Robert Kiyosaki, uno de los escritores más taquilleros de los Estados Unidos, en su libro Padre Rico, Padre Pobre define riqueza en términos cronológicos: es rico aquel que puede sobrevivir un tiempo determinado sin trabajar. Según este razonamiento, alguien que dispone de un gran capital pero que consume mucho en relación a ese patrimonio, no puede dejar de trabajar. Contrariamente, aquel que posee un capital más modesto puede sobrevivir más tiempo moderando su consumo.

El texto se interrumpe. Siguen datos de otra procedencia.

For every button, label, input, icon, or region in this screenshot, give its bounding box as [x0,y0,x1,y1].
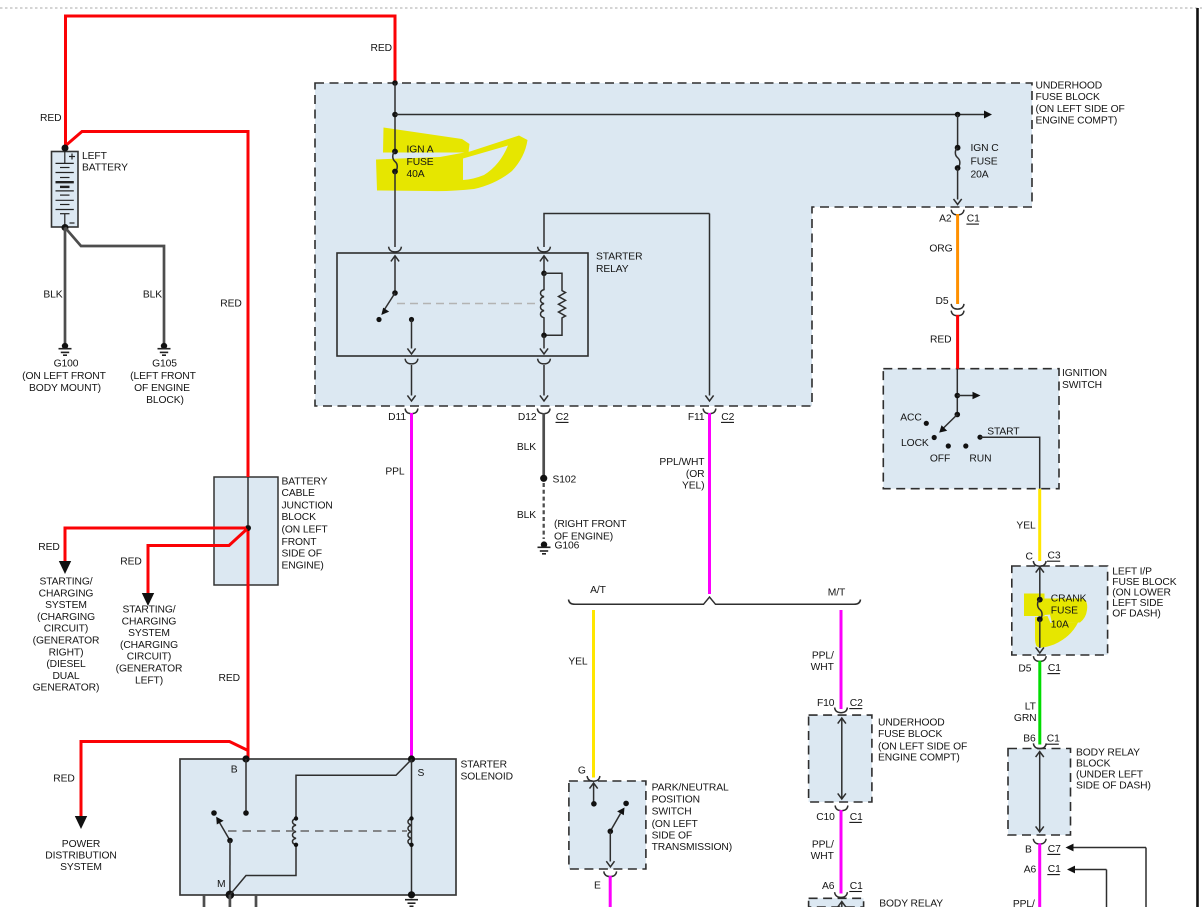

El concepto de Kiyosaki permite comprender por qué los países centrales practican onerosas políticas de subsidio al desarrollo de determinados sectores productivos. Ese gasto en apariencia superfluo les asegura independencia de otras economías que alternativamente podrían abastecerlos. De esa manera también, obstaculizan el proceso de desarrollo de potenciales competidores en más actividades en el futuro. Son fundamentales para esta política la protección y los subsidios a sectores como el agro, la metalurgia y ciertas industrias como, por ejemplo, la textil, debido a que son actividades históricamente pioneras en el desarrollo de las economías y, por lo tanto, están más afectadas por la competencia de los países emergentes.
Nuestra economía ha demostrado en repetidas oportunidades su capacidad para sortear las crisis recurrentes, consecuencia del malgasto de la riqueza acumulada en tiempo de bonanza. Es esta rápida acción pendular la que ha dado lugar al despilfarro constante de sus recursos fundado en la creencia de una rápida recuperación. Este hecho se puso de relieve y se agravó en gran medida, sobre todo, durante la década de ’90.
Nuestros economistas, constantemente traen a colación el caso de Chile, nación a la que consideran más abierta. Se olvidan de que el país trasandino tiene una estructura social y territorial diferente a la de la Argentina. Por un lado, no posee tanta clase media y, por el otro, tiene un territorio pobre de recursos naturales, razón por la cual se ven obligados a comerciar con otras economías, para poder abastecerse de productos básicos. Semejante política sólo puede ser solventada mediante el aporte gubernamental proveniente de las minas de cobre, y de una racional distribución de las inversiones.
Al igual que el hijo del potentado que malgasta su patrimonio, la Argentina debe encauzarse amortiguando sus esquizofrénicos ciclos económicos de subas y bajas, aprovechando las etapas más prósperas para expandir y modernizar su estructura productiva y evitando la importación masiva de productos superfluos que se destinan al consumo y que no generan riquezas posteriores, como sí se podría alcanzar a través de una importación sesgada hacia los bienes de capital y la transferencia de tecnología. Los funcionarios del Gobierno están trabajando en defensa de los intereses de quienes vivimos y trabajamos en nuestro país. Lamentablemente, todavía se alzan voces que – movidas por intereses oportunistas de corto plazo, con desconocimiento, y hasta con malicia–, señalan limitaciones en la capacidad productiva de la nación. En lugar de construir políticas de desarrollo estratégico que promuevan las inversiones y consecuentemente la generación de puestos de trabajo, impulsan la importación masiva e indiscriminada. De esa manera, intentan desmotivar a quienes deseamos generar riquezas y facilitan el juego de aquellas naciones que geopolíticamente pretenden tomar el control de la región.